Of course, not all pieces of useless auto-decoration are petrolhead-unfriendly. Think of los flambes, the handpainted flames fashionable amongst Latinos in Los Angeles. Or saloon-car spoilers. Or that neon underlighting that makes your night-time car look as though it's just gliding along a foot above the road.

Whatever your taste in such items, they all have one thing in common: they are not necessary to the efficient functioning of the car. But we like the way they look. So we buy them - and, incidentally, the car they happen to adorn: thus once again demonstrating the truth of Alfred Sloan's great aperçu that what sells cars is not the engineering.

This, of course, was a marketing breakthrough as far as the car industry was concerned. When Henry Ford brought out the Model T, the market for popular cars seemed bottomless: everybody wanted one.

But comparatively soon everybody had one: so what then? Model Ts were built to last. And the cost of introducing a new model was frightening. It involved not only designing a new car but retooling the entire production line. Ford eventually bit the bullet: the last Model T appeared in 1926, after which everything closed down amid enormous secrecy until, in 1927, the Model A was introduced: an anticlimax from which, it could be argued, the Ford Motor Company has never entirely recovered.

How was the auto industry to survive the saturation of the first-time buyer market? The man who came up with the answer was General Motors' Alfred Sloan. Ford, like all the pioneers of motoring, had been an engineer, and the the Model T - tough, cheap, adaptable, easily maintained - was a triumph of imaginative engineering.

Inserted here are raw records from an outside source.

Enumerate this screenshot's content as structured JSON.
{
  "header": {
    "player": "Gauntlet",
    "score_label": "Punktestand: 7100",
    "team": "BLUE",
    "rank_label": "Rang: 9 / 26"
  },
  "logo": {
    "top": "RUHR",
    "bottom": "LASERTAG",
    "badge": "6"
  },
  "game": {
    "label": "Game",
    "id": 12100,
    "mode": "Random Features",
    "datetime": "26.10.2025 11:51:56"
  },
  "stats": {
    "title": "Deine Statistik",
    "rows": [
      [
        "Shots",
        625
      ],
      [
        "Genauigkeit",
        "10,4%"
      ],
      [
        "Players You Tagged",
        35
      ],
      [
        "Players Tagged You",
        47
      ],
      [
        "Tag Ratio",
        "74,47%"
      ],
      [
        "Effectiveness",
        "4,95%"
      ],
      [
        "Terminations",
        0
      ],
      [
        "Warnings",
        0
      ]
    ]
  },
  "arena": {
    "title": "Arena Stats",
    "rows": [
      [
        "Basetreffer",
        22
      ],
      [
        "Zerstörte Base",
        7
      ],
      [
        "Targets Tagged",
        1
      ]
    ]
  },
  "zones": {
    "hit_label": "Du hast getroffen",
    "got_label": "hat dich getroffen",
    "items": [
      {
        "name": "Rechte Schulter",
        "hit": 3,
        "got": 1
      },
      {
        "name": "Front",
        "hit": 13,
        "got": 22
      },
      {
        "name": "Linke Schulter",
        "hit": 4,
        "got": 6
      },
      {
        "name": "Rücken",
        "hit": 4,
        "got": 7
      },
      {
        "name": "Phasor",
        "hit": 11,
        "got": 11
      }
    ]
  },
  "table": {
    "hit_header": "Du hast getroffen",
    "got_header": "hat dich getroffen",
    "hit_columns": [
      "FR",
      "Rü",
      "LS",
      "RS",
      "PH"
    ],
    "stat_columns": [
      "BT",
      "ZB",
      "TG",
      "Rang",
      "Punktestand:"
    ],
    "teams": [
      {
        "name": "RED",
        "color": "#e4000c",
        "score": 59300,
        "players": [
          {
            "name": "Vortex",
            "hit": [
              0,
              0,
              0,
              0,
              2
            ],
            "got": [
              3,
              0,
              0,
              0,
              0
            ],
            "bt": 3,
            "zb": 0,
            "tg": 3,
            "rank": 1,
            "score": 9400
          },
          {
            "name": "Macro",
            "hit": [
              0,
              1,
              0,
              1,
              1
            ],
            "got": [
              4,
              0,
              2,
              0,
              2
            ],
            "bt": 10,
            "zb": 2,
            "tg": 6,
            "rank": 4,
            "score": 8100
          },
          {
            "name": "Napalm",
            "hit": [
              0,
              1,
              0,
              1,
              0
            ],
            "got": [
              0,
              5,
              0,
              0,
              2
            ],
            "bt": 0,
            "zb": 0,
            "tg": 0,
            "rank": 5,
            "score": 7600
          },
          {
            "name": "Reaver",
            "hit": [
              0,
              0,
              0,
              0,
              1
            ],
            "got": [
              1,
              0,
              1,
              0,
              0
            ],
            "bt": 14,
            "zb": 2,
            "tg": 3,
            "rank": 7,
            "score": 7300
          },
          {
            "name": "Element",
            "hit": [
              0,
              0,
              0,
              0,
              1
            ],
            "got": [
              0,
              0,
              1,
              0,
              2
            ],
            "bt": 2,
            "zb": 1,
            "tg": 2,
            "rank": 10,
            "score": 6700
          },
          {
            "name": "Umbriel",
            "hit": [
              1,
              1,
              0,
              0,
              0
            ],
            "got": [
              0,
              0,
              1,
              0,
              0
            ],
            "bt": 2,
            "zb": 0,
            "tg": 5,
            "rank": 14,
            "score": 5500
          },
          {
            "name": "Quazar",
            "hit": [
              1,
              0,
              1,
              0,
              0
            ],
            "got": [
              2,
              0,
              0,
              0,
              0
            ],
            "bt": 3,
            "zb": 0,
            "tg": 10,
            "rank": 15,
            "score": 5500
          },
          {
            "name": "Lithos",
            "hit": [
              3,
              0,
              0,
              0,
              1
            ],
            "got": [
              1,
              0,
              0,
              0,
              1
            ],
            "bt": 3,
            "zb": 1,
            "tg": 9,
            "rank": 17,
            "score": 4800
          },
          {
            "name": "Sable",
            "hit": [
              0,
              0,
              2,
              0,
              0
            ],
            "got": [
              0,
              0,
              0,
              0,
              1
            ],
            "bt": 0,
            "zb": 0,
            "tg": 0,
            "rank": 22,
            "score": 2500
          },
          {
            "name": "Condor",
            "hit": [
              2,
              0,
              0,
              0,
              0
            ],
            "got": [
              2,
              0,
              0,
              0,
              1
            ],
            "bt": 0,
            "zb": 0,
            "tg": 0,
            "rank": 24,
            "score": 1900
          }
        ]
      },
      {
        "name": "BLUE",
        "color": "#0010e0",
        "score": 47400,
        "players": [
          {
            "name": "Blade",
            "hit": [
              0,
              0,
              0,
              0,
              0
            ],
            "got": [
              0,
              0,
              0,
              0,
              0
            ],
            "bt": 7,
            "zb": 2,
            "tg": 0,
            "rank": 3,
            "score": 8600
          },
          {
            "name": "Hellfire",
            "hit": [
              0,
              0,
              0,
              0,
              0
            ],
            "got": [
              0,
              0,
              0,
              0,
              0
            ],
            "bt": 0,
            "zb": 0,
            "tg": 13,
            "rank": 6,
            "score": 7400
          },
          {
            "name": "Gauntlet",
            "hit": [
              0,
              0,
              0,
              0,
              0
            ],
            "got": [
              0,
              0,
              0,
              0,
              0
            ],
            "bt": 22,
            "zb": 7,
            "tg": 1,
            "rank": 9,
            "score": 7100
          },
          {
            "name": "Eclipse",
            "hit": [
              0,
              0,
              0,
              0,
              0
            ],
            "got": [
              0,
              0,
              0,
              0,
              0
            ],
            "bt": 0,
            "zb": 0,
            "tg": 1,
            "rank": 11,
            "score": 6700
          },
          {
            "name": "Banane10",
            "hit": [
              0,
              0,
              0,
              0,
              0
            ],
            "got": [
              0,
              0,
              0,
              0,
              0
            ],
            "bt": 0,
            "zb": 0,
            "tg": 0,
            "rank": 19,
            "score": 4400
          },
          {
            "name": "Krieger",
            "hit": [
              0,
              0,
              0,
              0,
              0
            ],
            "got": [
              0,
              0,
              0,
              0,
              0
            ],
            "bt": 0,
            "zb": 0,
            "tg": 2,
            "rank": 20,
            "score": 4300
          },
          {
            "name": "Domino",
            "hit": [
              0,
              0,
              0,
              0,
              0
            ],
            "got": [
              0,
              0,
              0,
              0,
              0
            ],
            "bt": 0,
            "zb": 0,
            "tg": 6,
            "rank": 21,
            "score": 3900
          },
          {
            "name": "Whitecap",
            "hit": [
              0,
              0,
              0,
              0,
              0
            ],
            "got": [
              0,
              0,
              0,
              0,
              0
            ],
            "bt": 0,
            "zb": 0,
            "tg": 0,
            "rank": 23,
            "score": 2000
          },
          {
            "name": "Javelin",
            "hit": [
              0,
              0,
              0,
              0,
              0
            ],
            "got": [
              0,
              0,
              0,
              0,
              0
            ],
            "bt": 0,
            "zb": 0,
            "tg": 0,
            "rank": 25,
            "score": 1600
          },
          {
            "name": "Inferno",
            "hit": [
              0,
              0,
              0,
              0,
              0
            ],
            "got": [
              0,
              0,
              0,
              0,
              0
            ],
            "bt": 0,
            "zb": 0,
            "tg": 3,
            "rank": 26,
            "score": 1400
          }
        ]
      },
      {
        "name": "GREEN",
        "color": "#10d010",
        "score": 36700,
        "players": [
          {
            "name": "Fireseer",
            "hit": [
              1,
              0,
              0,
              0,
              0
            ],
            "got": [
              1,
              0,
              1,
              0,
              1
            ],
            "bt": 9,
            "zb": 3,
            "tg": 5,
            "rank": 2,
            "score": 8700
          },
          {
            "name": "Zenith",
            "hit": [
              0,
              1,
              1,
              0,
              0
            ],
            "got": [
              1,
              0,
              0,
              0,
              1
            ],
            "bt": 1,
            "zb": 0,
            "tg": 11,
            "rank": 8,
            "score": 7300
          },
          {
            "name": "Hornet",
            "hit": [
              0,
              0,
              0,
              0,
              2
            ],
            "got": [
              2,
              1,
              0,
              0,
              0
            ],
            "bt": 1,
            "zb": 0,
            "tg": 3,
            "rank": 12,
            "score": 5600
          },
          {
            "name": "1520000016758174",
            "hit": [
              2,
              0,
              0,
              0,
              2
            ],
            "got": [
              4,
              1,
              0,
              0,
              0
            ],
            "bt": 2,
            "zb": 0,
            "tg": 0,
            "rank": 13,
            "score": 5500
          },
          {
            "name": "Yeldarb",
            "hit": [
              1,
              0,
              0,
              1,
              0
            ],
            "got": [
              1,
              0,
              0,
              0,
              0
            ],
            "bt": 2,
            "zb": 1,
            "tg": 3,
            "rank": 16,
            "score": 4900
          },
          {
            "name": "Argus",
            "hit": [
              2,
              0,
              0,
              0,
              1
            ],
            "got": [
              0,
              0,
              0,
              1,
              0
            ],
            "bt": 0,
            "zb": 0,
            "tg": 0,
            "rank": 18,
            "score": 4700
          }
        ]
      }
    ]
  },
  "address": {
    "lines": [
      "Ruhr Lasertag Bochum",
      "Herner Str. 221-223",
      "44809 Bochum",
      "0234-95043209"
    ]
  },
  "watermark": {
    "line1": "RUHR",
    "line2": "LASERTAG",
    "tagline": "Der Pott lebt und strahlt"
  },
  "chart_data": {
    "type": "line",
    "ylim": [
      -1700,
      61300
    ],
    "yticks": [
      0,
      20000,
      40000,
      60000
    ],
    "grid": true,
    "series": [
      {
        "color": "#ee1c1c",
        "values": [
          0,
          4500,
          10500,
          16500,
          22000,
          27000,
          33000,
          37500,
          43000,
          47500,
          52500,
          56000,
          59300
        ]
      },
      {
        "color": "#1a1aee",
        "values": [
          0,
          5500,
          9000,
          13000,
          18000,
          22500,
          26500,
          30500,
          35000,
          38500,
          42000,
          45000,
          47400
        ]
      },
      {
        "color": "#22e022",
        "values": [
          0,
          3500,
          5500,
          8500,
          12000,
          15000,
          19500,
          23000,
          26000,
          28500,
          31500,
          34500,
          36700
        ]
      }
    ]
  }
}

Sloan's background was different. He was an industrialist who had come to General Motors because it bought his ball-bearings company; and he realised that the problem was not one of engineering, but of marketing.

Once people had bought a car, they didn't need to buy another until it died. But needing is not the same as wanting. You don't need a new dress or coat every year. But you probably buy one, because last year's looks somehow wrong.

If the auto industry was to thrive, the car, Sloan realised, must become a fashion item.

Sloan made his great move in 1929. That year he hired Harley Earl, who had made his name designing extravagant, personalised cars for the Hollywood stars, and brought him to Detroit. Until then, what a car looked like had been dictated by engineering requirements.

But soon Earl's design studio, not the engineering department, was dictating appearance. If curved windscreens looked better, then windscreens curved, even though they were hard to make and distorted vision. They were pretty, and so people wanted them. And what people wanted, people bought.

And now my wheels look lovely in their new hubcaps. Thank you, Harley Earl.